The FireFly is a medium sized Precision Aerial Delivery System (PADS) platform capable of delivering 500 lb to 2,200 lb (225 kg to 1.000 kg). With a 4:1 glide ratio and 25,000 ft deployment altitude, the FireFly is capable of significant vertical and horizontal standoff. The system has demonstrated excellent accuracy, landing within 150 meters of the designated Impact Point over 80% of the time. When using the roadway landing feature, the FireFly has a greater than 80% probability of landing within 50 meters of the designated road. FireFly uses a roadway landing feature enabling the user to designate an azimuth for landing rather than the default into-the-wind heading to take advantage of roads and other paved surfaces for cargo retrieval.
The distance to the Impact Point for ram air canopies is predominantly affected by the efficient glide capability of the airfoil.
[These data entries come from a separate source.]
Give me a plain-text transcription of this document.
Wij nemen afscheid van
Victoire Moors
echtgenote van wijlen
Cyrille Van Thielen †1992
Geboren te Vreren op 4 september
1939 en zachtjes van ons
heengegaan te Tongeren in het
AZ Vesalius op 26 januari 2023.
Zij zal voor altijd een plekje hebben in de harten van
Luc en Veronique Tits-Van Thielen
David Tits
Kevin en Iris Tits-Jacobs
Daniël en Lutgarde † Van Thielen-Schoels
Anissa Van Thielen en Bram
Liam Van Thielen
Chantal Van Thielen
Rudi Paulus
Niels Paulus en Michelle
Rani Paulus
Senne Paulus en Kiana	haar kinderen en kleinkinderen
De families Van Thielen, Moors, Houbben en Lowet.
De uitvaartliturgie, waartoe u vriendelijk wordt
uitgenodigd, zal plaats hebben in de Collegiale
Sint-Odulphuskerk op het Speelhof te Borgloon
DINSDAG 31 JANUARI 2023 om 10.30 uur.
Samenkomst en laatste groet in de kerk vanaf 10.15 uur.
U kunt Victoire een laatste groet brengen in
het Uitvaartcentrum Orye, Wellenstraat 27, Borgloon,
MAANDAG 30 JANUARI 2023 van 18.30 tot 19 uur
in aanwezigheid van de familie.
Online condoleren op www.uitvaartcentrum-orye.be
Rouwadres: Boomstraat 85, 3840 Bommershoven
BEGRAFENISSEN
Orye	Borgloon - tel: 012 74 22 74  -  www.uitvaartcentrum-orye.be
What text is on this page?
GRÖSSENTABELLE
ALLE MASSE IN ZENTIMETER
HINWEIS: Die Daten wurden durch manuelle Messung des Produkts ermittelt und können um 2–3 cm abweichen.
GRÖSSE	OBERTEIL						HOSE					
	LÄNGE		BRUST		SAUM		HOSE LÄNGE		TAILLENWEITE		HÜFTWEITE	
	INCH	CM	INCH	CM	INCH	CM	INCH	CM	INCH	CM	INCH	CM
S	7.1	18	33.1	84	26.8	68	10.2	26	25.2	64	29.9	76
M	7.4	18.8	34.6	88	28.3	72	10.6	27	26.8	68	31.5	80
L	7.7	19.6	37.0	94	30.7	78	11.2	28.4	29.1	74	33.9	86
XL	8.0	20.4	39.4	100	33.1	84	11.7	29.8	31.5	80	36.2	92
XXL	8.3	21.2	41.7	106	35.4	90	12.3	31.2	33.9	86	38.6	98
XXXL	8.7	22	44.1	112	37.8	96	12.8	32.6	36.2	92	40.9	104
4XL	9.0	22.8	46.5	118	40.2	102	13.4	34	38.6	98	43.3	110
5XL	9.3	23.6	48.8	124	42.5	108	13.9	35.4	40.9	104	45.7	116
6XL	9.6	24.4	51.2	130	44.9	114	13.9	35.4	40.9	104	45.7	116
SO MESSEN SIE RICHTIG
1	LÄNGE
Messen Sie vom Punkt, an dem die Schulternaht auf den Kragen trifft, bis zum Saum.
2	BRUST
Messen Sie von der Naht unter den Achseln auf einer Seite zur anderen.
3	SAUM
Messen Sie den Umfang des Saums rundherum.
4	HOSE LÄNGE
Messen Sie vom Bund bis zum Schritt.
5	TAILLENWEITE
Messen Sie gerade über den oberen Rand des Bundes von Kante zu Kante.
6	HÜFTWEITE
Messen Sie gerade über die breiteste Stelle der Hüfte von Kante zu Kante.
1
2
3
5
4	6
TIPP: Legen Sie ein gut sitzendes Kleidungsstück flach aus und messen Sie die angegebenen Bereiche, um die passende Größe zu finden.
Vertical deviations are multiplied by the glide ratio of the canopy. In the case of the Airborne Systems JPADS platforms, all canopies have a minimum 4:1 glide ratio meaning that if the system is 10 meters too high on approach, the system would overshoot the target by 40 meters. Left and right deviations are not affected by the glide performance of the system so the overall landing area has a rectangular shape as depicted by the graphic at right. This rectangle is known as the Roadway Landing Area.
If the system would approach the Impact Point from any direction, the Roadway Landing Area would be equivalent to the Circular Error Probable. However, by dictating the approach azimuth, the system’s potential for error is decreased significantly. If the system can be forced to fly a designated approach, the left and right limits in the Circular Error Probable do not apply and can be effectively removed from the potential landing area, a 75% reduction in the total potential landing area. The data at left are the results of test drops conducted by Airborne Systems. The results clearly show that the concept of the Roadway Landing Feature does greatly decrease the potential landing area of the system.
Operational advantages of the Roadway Landing Feature include the ability to land the system on a linear terrain feature (road, ridgeline, long axis of a Drop Zone, etc.). Landing the system on a road allows for easier recovery of the payload and reduced exposure in a potentially hostile environment.